Christiane Frohmann: Die Literaten machen das auch alle, aber ihnen ist es nicht bewusst. Es geht immer um die Re-Kombination von älteren Elementen. Das ist zwar schon längst durchtheoretisiert – von Michel Foucaults „Was ist ein Autor?“ bis Roland Bartes’ „Der Tod des Autors“ aus den 1960ern – , aber bei vielen Leuten dringt dies einfach nicht ins kreative Bewusstsein. Sie wissen es, aber es kommt ihnen nicht plausibel vor.
Als DJ kannst du total unreflektiert sein und trotzdem weißt du, dass du Mixe machst. Bist du aber Autor, ist die Chance, dass du dich ungeachtet deiner Bildung und Reflexionsfähigkeit für ein Genie hältst, relativ groß. Viele Musiker sind diesbezüglich eher Literaten als DJs.
iRights.info: Was würden Sie dann ändern wollen im Urheberrecht?
Christiane Frohmann: Ich finde, dass das Zitatrecht oder auch das Bearbeitungsrecht sehr stark gelockert werden sollte. Es ist absurd, wenn ich ein kleines Stück aus einem Buch übernehme – mit Quellenangabe! – und es ist kein wissenschaftlicher Kontext, dass ich langatmig den Verlag um Erlaubnis bitten muss. Ich mache das im Gespräch ja die ganze Zeit. Es ist natürlich moralisch problematisch, wenn man nur Inhalte nimmt und selber kaum was beisteuert – wie Leute, die Webseiten mit herauskopiertem Texten füllen und gar nichts Eigenes in dieses System schreiben, aber wenn Leute den Flow mit eigenem Content füttern, dann sollte das sehr viel großzügiger gehandhabt werden.
iRights.info: Die Kampagne „Recht auf Remix“ fordert das. Im deutschen Urheberrecht ist es nur in Ausnahmefällen möglich, ohne Erlaubnis des ursprünglichen Urhebers neue Werke zu schaffen.

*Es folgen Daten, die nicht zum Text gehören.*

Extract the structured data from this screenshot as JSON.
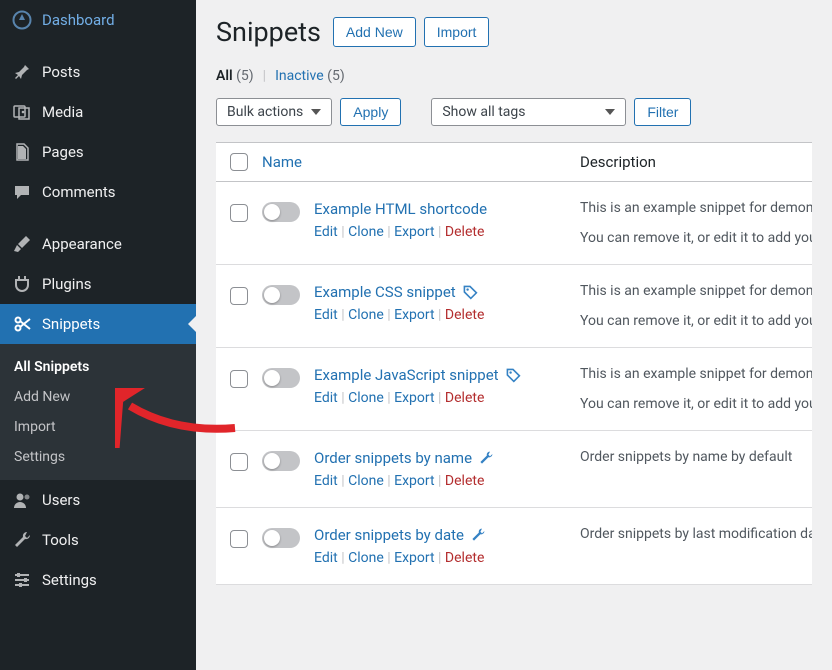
{
  "sidebar": {
    "items": [
      {
        "label": "Dashboard"
      },
      {
        "label": "Posts"
      },
      {
        "label": "Media"
      },
      {
        "label": "Pages"
      },
      {
        "label": "Comments"
      },
      {
        "label": "Appearance"
      },
      {
        "label": "Plugins"
      },
      {
        "label": "Snippets"
      },
      {
        "label": "Users"
      },
      {
        "label": "Tools"
      },
      {
        "label": "Settings"
      }
    ],
    "submenu": {
      "items": [
        {
          "label": "All Snippets"
        },
        {
          "label": "Add New"
        },
        {
          "label": "Import"
        },
        {
          "label": "Settings"
        }
      ]
    }
  },
  "page": {
    "title": "Snippets",
    "add_new": "Add New",
    "import": "Import"
  },
  "filters": {
    "all_label": "All",
    "all_count": "(5)",
    "inactive_label": "Inactive",
    "inactive_count": "(5)",
    "sep": "|"
  },
  "tablenav": {
    "bulk": "Bulk actions",
    "apply": "Apply",
    "tags": "Show all tags",
    "filter": "Filter"
  },
  "table": {
    "col_name": "Name",
    "col_desc": "Description",
    "actions": {
      "edit": "Edit",
      "clone": "Clone",
      "export": "Export",
      "delete": "Delete",
      "sep": " | "
    },
    "rows": [
      {
        "title": "Example HTML shortcode",
        "desc1": "This is an example snippet for demonstrating",
        "desc2": "You can remove it, or edit it to add your own",
        "has_type_icon": false,
        "has_wrench": false
      },
      {
        "title": "Example CSS snippet",
        "desc1": "This is an example snippet for demonstrating",
        "desc2": "You can remove it, or edit it to add your own",
        "has_type_icon": true,
        "has_wrench": false
      },
      {
        "title": "Example JavaScript snippet",
        "desc1": "This is an example snippet for demonstrating",
        "desc2": "You can remove it, or edit it to add your own",
        "has_type_icon": true,
        "has_wrench": false
      },
      {
        "title": "Order snippets by name",
        "desc": "Order snippets by name by default",
        "has_type_icon": false,
        "has_wrench": true
      },
      {
        "title": "Order snippets by date",
        "desc": "Order snippets by last modification date",
        "has_type_icon": false,
        "has_wrench": true
      }
    ]
  }
}
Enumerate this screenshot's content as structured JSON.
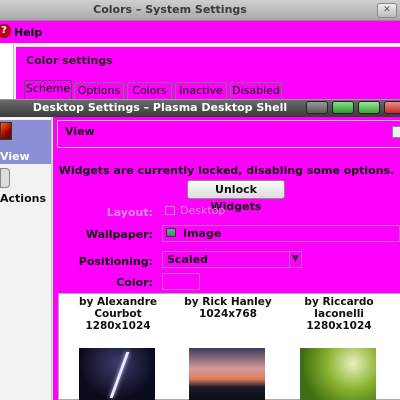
{
  "back_window": {
    "title": "Colors – System Settings",
    "menu": {
      "help": "Help"
    },
    "header_title": "Color settings",
    "tabs": [
      {
        "label": "Scheme",
        "active": true
      },
      {
        "label": "Options",
        "active": false
      },
      {
        "label": "Colors",
        "active": false
      },
      {
        "label": "Inactive",
        "active": false
      },
      {
        "label": "Disabled",
        "active": false
      }
    ]
  },
  "front_window": {
    "title": "Desktop Settings – Plasma Desktop Shell",
    "sidebar": {
      "items": [
        {
          "label": "View",
          "selected": true
        },
        {
          "label": "Actions",
          "selected": false
        }
      ]
    },
    "section_title": "View",
    "lock_message": "Widgets are currently locked, disabling some options.",
    "unlock_button": "Unlock Widgets",
    "form": {
      "layout_label": "Layout:",
      "layout_value": "Desktop",
      "wallpaper_label": "Wallpaper:",
      "wallpaper_value": "Image",
      "positioning_label": "Positioning:",
      "positioning_value": "Scaled",
      "color_label": "Color:",
      "color_value": "#ff00ff"
    },
    "wallpapers": [
      {
        "author_line1": "by Alexandre",
        "author_line2": "Courbot",
        "size": "1280x1024"
      },
      {
        "author_line1": "by Rick Hanley",
        "author_line2": "",
        "size": "1024x768"
      },
      {
        "author_line1": "by Riccardo",
        "author_line2": "Iaconelli",
        "size": "1280x1024"
      }
    ]
  },
  "colors": {
    "accent": "#ff00ff",
    "selection": "#8d8fd6"
  }
}
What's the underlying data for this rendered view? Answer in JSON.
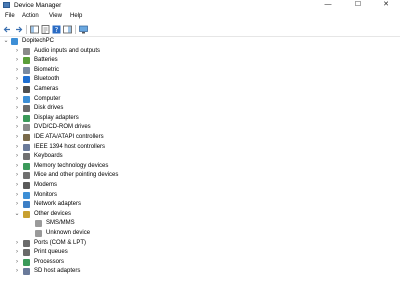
{
  "window": {
    "title": "Device Manager",
    "minimize": "—",
    "maximize": "☐",
    "close": "✕"
  },
  "menu": [
    "File",
    "Action",
    "View",
    "Help"
  ],
  "tree": {
    "root": "DopitechPC",
    "items": [
      {
        "label": "Audio inputs and outputs",
        "icon": "speaker-icon",
        "color": "#8a8a8a"
      },
      {
        "label": "Batteries",
        "icon": "battery-icon",
        "color": "#5a9e3a"
      },
      {
        "label": "Biometric",
        "icon": "fingerprint-icon",
        "color": "#7a8aa0"
      },
      {
        "label": "Bluetooth",
        "icon": "bluetooth-icon",
        "color": "#1f6fd1"
      },
      {
        "label": "Cameras",
        "icon": "camera-icon",
        "color": "#505050"
      },
      {
        "label": "Computer",
        "icon": "computer-icon",
        "color": "#3d8fd6"
      },
      {
        "label": "Disk drives",
        "icon": "disk-drive-icon",
        "color": "#6b6b6b"
      },
      {
        "label": "Display adapters",
        "icon": "display-adapter-icon",
        "color": "#3b9a5a"
      },
      {
        "label": "DVD/CD-ROM drives",
        "icon": "dvd-drive-icon",
        "color": "#8a8a8a"
      },
      {
        "label": "IDE ATA/ATAPI controllers",
        "icon": "ide-controller-icon",
        "color": "#7a6a4a"
      },
      {
        "label": "IEEE 1394 host controllers",
        "icon": "ieee1394-icon",
        "color": "#6a7a9a"
      },
      {
        "label": "Keyboards",
        "icon": "keyboard-icon",
        "color": "#707070"
      },
      {
        "label": "Memory technology devices",
        "icon": "memory-icon",
        "color": "#3b9a5a"
      },
      {
        "label": "Mice and other pointing devices",
        "icon": "mouse-icon",
        "color": "#707070"
      },
      {
        "label": "Modems",
        "icon": "modem-icon",
        "color": "#5a5a5a"
      },
      {
        "label": "Monitors",
        "icon": "monitor-icon",
        "color": "#3d8fd6"
      },
      {
        "label": "Network adapters",
        "icon": "network-adapter-icon",
        "color": "#3d7fc6"
      },
      {
        "label": "Other devices",
        "icon": "other-devices-icon",
        "color": "#c8a030",
        "expanded": true,
        "children": [
          {
            "label": "SMS/MMS",
            "icon": "unknown-device-icon",
            "color": "#9a9a9a"
          },
          {
            "label": "Unknown device",
            "icon": "unknown-device-icon",
            "color": "#9a9a9a"
          }
        ]
      },
      {
        "label": "Ports (COM & LPT)",
        "icon": "port-icon",
        "color": "#6a6a6a"
      },
      {
        "label": "Print queues",
        "icon": "printer-icon",
        "color": "#6a6a6a"
      },
      {
        "label": "Processors",
        "icon": "processor-icon",
        "color": "#3b9a5a"
      },
      {
        "label": "SD host adapters",
        "icon": "sd-adapter-icon",
        "color": "#6a7a9a"
      }
    ]
  }
}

Christiane Frohmann: Das Recht auf Remix sollte es meiner Meinung nach geben. Natürlich muss man dann auch ertragen können, dass Sachen entstehen, die man ästhetisch und vielleicht auch ideologisch nicht so gut findet. Wenn per Gesetz nur die zehn angesehensten Künstler der Republik Werke zum Remixen benutzen könnten, würden wahrscheinlich viele Menschen geschmeichelt zustimmen, dass ihr Content freigegeben wird.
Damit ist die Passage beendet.